Durch die unterschiedlichen Meinungen, die zu diesem Buch schon im Internet zu finden sind, war ich sehr gespannt auf die Lektüre und ich wurde nicht enttäuscht.
Karen Rose „Todesschrei“ hat mich von der ersten Seite an nicht nur gefesselt, sondern mich während des Lesens zittern lassen und ich mehrmals vergaß ich fast das Atmen.
Erzählt wird aus mehreren Perspektiven, die so ineinander verknüpft sind, dass es an keiner Stelle an Spannung fehlt. Während der Täter sein nächstes Opfer anvisiert, machen sich die Geschwister Daniel und Suzie auf die Suche nach ihren Eltern und in einem weiteren Handlungsstrang entwickelt sich noch eine Liebesgeschichte zwischen Vito und Sophie. Dadurch kommt immer wieder Abwechslung in die Handlung und die Cliffhanger schaukeln die Dramatik und die Spannung immer höher.
Die einzelnen Charaktere sind ausdrucksstark beschrieben, egal ob sie eher in die „gute“ Kategorie gehören oder eher in die „schlechte“.
Die Ermittler sind sympathisch, sexy und mit kleinen Geheimnissen umgeben, die sie noch interessanter gestalten und die sich aber mit Fortschreiten der Handlung aufklären.
Zum Täter fällt mir nur ein Wort ein und das beschreibt ihn meiner Meinung nach ausreichend und treffend genug: MONSTER. Seine Kaltblütigkeit ist nur mit Wahnsinn zu erklären.
Aber Genie und Wahnsinn liegen ja sehr oft bei einander und somit ist  nicht verwunderlich wie akribisch er seine Taten plant, umsetzt und zu vertuschen versucht.
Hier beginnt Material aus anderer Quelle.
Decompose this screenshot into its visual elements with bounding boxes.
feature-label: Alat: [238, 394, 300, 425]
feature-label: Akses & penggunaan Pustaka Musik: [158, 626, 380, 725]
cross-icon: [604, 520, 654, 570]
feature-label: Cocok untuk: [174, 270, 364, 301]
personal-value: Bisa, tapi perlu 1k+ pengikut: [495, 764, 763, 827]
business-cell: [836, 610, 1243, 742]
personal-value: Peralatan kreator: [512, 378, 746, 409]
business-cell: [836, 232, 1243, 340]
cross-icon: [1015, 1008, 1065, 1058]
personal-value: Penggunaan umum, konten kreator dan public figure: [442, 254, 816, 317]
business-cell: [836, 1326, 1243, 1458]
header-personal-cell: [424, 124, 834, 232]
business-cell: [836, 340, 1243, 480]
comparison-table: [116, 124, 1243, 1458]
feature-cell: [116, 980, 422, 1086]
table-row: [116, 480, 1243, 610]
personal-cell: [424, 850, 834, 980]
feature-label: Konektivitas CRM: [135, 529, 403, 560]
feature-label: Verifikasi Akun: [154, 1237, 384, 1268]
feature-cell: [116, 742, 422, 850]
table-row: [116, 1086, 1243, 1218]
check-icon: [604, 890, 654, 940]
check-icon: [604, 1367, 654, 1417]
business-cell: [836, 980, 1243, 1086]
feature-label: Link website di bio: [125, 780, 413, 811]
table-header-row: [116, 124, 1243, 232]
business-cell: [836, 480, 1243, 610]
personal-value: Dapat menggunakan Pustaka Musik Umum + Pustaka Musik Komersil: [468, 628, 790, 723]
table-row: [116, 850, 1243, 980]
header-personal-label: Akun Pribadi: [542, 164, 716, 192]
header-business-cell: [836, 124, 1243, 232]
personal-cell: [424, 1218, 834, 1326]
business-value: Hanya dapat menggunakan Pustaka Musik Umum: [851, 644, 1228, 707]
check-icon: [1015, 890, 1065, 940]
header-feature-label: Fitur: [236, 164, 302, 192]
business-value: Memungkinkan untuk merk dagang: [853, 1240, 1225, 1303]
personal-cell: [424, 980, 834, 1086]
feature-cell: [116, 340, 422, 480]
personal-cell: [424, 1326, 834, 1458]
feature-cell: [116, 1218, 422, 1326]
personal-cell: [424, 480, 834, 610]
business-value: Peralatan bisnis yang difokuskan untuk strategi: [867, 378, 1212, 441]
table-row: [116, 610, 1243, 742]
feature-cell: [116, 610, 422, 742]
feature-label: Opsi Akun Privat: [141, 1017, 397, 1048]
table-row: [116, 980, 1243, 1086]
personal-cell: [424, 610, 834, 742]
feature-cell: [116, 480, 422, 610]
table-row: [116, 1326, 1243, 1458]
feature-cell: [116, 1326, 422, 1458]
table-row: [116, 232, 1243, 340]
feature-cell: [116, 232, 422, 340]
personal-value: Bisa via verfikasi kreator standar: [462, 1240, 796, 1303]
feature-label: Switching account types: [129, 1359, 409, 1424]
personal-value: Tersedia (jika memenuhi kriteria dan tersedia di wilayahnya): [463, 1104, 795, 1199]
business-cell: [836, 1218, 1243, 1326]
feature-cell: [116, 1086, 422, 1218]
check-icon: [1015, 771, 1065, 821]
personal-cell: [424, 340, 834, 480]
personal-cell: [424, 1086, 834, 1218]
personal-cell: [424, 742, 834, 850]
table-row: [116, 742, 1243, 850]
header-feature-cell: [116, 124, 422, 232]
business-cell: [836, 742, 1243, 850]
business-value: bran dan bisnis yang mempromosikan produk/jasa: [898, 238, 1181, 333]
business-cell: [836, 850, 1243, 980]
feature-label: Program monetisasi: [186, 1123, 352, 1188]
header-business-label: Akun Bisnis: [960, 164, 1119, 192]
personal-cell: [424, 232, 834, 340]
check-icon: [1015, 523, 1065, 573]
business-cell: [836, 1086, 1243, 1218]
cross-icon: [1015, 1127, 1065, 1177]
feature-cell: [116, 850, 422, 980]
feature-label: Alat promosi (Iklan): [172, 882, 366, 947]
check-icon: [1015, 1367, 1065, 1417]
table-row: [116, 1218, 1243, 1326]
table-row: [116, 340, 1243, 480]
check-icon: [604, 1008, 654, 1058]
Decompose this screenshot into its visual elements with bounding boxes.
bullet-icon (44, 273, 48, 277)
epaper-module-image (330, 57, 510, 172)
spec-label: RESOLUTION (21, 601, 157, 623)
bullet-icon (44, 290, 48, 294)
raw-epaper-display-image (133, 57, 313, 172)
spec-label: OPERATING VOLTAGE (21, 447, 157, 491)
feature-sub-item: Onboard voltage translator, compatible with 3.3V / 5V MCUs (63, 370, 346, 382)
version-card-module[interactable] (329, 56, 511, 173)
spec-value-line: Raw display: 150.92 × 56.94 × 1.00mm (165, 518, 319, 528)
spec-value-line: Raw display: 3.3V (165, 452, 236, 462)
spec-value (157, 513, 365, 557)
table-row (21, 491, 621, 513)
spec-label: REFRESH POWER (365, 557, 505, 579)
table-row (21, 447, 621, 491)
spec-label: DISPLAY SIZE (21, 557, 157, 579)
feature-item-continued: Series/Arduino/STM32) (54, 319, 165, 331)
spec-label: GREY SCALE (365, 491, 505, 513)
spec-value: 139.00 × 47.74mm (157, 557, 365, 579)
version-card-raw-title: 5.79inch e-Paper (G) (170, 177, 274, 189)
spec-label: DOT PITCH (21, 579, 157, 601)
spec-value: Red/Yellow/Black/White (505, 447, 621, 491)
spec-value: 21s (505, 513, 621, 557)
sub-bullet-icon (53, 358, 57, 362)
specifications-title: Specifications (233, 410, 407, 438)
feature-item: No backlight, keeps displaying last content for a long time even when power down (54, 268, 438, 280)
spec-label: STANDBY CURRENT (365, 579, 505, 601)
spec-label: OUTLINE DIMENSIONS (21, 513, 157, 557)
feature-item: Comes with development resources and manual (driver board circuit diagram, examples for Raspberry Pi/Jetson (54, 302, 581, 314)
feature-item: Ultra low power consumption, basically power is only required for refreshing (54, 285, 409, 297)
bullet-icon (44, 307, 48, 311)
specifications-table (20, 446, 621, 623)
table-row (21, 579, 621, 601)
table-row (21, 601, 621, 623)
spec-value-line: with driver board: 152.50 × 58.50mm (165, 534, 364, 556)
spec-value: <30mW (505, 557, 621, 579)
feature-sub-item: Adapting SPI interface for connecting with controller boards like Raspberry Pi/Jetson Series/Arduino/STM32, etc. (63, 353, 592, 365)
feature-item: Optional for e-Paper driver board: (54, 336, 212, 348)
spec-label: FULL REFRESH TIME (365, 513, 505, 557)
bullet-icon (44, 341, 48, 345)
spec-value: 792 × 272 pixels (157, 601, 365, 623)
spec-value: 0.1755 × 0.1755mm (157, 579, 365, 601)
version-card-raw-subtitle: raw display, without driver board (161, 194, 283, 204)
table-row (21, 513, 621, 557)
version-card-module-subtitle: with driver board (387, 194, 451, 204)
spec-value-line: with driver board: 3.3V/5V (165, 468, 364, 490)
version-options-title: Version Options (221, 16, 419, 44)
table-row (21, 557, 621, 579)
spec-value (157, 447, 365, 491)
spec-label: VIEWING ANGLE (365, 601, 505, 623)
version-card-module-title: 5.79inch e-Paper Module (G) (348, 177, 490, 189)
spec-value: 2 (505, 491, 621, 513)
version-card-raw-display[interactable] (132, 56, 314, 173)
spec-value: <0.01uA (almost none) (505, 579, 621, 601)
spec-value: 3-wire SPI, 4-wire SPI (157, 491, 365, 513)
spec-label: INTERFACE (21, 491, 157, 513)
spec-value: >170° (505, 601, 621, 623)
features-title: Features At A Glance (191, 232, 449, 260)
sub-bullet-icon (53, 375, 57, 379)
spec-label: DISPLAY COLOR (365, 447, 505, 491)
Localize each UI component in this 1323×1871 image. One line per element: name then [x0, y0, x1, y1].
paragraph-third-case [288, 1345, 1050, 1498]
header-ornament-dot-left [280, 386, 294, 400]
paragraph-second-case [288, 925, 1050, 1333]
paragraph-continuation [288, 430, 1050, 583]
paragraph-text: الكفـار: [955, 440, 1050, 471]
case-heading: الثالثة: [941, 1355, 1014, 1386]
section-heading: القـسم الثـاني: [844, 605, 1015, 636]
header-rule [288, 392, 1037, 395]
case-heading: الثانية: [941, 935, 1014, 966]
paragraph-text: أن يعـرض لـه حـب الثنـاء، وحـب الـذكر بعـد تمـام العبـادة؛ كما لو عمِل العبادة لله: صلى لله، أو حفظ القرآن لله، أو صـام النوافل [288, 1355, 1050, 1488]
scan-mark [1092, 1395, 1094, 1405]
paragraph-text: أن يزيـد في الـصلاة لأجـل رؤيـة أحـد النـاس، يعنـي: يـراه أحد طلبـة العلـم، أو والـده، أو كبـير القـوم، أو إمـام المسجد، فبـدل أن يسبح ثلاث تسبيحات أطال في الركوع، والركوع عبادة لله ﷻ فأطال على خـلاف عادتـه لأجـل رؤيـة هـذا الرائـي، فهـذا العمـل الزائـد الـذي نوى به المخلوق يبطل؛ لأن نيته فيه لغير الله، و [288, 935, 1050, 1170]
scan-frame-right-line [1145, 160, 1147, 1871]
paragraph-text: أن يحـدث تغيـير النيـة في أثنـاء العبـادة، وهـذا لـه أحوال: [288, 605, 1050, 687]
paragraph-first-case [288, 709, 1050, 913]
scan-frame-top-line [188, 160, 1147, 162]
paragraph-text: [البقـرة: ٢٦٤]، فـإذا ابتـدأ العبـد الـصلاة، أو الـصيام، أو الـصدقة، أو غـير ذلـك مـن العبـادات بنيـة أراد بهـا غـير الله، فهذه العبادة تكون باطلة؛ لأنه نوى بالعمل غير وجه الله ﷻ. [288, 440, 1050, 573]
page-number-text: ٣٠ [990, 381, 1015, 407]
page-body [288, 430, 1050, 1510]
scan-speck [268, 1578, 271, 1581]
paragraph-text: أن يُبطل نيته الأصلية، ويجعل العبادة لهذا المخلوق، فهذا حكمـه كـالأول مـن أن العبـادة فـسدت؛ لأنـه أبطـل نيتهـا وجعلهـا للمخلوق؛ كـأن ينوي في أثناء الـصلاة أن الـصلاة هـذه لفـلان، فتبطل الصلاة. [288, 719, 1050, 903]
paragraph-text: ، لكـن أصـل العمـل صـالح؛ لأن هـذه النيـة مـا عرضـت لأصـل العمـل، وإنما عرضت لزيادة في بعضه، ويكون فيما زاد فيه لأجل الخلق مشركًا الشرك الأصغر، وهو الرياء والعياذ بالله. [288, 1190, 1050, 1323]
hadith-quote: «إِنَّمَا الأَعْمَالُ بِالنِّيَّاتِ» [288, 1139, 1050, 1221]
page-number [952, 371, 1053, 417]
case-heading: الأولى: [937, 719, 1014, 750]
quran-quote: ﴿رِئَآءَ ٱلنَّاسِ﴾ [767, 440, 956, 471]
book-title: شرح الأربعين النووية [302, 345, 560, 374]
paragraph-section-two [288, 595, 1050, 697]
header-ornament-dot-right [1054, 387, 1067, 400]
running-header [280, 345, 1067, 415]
Auch die Nebenfiguren sind facettenreich ausgearbeitet und besonders hervorheben möchte ich hier Gran, die mir sehr an Herz gewachsen war und wegen ihr musste ich zum Ende hier auch heftig schlucken. Kurzum sie hat mich sehr berührt.
Übrigens finde ich die Rose auf dem schwarzen Cover sehr passend ausgewählt, da Rosen auch immer wieder ein Fakt im Roman sind. Alles in allem kann ich „Todesschrei“ nur weiterempfehlen und werde mich schnellstens an die Fortsetzung machen, da im März der dritte Teil der Reihe „Todesspiele“ bei Knaur erscheint.
Fazit: Dieses Buch wird Atem rauben, aber dafür Gänsehaut lehren.